The intrigue: The draft, in its current form, calls for a "voluntary framework" to be established under which AI labs would share their models with the government at least 90 days before public release and also give access to certain critical infrastructure providers.
- It's not entirely clear which parts of the government would be involved in that framework, but both national security and civilian agencies appear to have roles in the EO's enforcement.
- Some details of what are expected in the order were previously reported by Bloomberg.
Between the lines: Cybersecurity was not initially a high priority for the administration. Trump significantly cut funding and staffing at the Cybersecurity and Infrastructure Security Agency, for example.
- But Mythos and OpenAI's latest model, GPT-5.5-Cyber, have raised alarm bells both inside and outside government due to their ability to find and exploit software vulnerabilities with unprecedented speed.
3. The new college graduation ritual: booing AI
As artificial intelligence forces students to rethink their majors and reshapes the job market, it's clear that graduates don't want to hear about the technology on their big day.
The big picture: Several commencement ceremonies have been interrupted by boos and jeers when speakers have brought up AI, an indicator that while the tech is easing into many parts of life, not everyone is on board.
4. Training data
- OpenAI founding member Andrej Karpathy is joining Anthropic. (Axios)
- The Zuckerbergs are hiring what sounds like a lifeguard, but they're calling the role a "beach water person." (Wired)

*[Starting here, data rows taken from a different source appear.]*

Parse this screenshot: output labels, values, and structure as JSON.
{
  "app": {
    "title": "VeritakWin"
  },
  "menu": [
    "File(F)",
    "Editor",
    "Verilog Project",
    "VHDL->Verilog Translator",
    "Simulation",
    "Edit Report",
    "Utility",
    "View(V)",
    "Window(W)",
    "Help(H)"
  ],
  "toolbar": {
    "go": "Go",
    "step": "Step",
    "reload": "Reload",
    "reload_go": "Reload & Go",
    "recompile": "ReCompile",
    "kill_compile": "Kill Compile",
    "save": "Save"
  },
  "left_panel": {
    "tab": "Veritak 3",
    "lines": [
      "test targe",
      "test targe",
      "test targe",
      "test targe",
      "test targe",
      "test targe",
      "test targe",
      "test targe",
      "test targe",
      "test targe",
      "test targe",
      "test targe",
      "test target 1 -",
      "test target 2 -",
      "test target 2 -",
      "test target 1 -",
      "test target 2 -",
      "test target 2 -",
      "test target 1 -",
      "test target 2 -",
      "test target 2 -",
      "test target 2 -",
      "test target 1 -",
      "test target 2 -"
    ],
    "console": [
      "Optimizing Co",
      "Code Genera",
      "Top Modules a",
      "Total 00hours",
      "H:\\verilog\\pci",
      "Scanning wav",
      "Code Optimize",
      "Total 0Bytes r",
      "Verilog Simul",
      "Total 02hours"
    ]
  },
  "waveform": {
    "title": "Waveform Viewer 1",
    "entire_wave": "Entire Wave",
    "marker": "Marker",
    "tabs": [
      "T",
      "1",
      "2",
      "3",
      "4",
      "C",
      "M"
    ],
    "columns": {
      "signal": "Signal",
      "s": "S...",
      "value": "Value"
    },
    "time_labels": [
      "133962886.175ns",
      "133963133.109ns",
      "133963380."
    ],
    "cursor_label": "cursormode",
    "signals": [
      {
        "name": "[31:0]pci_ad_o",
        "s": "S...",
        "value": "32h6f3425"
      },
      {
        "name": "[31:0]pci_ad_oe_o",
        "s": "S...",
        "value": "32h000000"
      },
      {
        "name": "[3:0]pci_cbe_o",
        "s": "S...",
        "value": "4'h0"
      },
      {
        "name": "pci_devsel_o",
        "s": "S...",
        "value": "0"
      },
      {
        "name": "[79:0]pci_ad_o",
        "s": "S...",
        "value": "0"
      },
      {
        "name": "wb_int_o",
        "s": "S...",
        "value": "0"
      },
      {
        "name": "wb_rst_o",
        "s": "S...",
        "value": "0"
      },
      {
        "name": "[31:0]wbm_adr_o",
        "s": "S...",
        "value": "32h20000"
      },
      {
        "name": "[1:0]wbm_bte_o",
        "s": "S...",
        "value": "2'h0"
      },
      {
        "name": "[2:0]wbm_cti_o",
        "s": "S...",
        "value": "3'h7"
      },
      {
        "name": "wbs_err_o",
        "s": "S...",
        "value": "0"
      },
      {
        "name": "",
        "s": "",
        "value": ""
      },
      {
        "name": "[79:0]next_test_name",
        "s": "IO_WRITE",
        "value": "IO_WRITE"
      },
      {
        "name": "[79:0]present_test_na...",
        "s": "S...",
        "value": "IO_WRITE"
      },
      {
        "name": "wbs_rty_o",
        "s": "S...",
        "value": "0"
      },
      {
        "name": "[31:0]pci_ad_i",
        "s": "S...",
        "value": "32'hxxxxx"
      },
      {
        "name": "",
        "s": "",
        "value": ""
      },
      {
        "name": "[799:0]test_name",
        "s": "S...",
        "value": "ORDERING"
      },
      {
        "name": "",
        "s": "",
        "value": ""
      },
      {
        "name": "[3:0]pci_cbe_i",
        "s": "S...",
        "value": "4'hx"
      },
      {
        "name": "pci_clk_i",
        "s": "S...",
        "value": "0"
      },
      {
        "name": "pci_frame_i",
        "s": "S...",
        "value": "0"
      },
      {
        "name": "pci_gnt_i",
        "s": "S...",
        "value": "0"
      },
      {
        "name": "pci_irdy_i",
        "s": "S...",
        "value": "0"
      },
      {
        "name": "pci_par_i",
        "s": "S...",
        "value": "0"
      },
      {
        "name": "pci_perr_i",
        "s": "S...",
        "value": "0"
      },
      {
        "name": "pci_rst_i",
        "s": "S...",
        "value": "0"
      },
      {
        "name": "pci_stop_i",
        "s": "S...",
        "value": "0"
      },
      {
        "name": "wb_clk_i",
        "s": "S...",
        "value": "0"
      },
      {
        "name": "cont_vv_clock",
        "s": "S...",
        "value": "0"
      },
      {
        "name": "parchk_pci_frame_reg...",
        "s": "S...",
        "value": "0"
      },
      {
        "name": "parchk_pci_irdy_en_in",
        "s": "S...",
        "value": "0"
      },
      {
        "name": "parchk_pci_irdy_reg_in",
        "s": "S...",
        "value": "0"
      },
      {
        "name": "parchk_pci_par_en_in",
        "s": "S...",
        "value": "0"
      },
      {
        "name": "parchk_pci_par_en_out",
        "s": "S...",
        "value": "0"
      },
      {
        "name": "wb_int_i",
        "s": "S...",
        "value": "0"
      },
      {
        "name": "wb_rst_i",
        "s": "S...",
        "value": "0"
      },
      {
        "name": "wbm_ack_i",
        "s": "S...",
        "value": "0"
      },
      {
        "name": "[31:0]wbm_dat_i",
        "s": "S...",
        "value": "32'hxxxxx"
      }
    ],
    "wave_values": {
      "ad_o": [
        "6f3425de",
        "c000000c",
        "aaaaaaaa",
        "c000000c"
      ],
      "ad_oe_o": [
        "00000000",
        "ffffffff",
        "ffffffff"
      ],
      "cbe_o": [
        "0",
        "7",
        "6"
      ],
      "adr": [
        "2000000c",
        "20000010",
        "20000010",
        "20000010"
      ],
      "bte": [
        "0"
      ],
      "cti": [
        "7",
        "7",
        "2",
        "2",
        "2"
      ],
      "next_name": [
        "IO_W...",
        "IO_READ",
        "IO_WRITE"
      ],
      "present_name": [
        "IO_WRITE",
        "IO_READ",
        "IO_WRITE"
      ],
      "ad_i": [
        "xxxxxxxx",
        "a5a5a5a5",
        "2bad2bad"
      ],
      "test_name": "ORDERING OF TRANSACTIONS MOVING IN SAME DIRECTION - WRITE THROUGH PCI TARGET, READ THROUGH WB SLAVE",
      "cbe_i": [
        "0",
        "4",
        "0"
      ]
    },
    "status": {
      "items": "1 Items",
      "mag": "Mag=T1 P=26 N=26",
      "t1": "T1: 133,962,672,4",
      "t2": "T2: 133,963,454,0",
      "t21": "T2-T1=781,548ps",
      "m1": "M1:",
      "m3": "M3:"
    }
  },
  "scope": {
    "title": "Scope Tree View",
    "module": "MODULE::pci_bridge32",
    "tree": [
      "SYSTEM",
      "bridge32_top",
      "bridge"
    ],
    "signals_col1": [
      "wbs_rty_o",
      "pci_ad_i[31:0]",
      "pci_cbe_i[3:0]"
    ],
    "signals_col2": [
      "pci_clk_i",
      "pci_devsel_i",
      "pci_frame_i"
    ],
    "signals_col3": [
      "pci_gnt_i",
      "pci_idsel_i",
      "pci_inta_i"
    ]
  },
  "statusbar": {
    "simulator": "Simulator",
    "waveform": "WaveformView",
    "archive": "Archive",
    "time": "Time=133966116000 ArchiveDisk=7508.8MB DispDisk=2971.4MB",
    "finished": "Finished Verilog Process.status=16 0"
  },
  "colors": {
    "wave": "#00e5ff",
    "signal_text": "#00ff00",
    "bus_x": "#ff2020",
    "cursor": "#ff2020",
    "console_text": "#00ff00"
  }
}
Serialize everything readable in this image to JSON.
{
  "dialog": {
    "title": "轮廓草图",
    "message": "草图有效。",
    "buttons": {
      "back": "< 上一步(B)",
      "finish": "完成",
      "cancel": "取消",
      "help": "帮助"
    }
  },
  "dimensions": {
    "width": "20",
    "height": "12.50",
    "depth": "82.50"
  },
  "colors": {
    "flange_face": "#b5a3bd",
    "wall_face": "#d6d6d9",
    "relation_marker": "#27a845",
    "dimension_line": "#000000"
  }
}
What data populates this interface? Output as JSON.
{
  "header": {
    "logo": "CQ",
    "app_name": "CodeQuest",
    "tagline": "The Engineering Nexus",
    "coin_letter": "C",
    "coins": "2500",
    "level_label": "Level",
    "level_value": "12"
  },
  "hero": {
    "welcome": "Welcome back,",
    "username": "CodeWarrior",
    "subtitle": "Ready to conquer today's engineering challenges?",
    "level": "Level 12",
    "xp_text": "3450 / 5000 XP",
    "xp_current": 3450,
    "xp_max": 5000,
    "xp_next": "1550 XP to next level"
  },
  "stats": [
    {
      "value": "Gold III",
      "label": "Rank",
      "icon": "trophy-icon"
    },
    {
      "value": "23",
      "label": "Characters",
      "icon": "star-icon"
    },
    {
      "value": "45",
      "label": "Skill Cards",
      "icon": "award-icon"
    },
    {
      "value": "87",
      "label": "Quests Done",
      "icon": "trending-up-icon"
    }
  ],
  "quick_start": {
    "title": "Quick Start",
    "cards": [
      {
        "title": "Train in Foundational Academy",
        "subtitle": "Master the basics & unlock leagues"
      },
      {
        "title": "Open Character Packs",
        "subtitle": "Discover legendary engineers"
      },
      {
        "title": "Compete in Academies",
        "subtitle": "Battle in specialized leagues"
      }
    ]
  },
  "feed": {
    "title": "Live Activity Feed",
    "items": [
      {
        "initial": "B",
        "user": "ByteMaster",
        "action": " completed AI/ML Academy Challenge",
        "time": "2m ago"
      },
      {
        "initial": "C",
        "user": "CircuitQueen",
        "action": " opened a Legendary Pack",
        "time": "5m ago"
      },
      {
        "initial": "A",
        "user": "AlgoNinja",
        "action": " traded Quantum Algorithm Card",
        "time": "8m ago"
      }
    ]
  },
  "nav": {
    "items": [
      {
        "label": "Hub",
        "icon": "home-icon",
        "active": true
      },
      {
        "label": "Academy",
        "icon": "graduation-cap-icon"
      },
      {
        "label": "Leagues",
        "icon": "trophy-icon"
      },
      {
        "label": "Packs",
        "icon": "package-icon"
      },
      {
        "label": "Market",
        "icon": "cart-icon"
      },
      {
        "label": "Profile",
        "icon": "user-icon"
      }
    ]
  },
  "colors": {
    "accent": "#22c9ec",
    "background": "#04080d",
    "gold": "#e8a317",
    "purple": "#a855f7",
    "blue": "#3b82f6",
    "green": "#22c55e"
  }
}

- A founder gave advice on how to use AI to polish your writing without losing your credibility. (Forbes)
5. + This
After Anthropic hired Andrej Karpathy, founding member of OpenAI, timelines were flooded with jokes that celebs ranging from Sydney Sweeney to basketball star Victor Wembanyama were hired by the AI lab.
Why it matters: It sounds silly but it's also a signal of how Anthropic is being viewed in the AI race right now: as the company everybody wants to work for, even your fave athlete.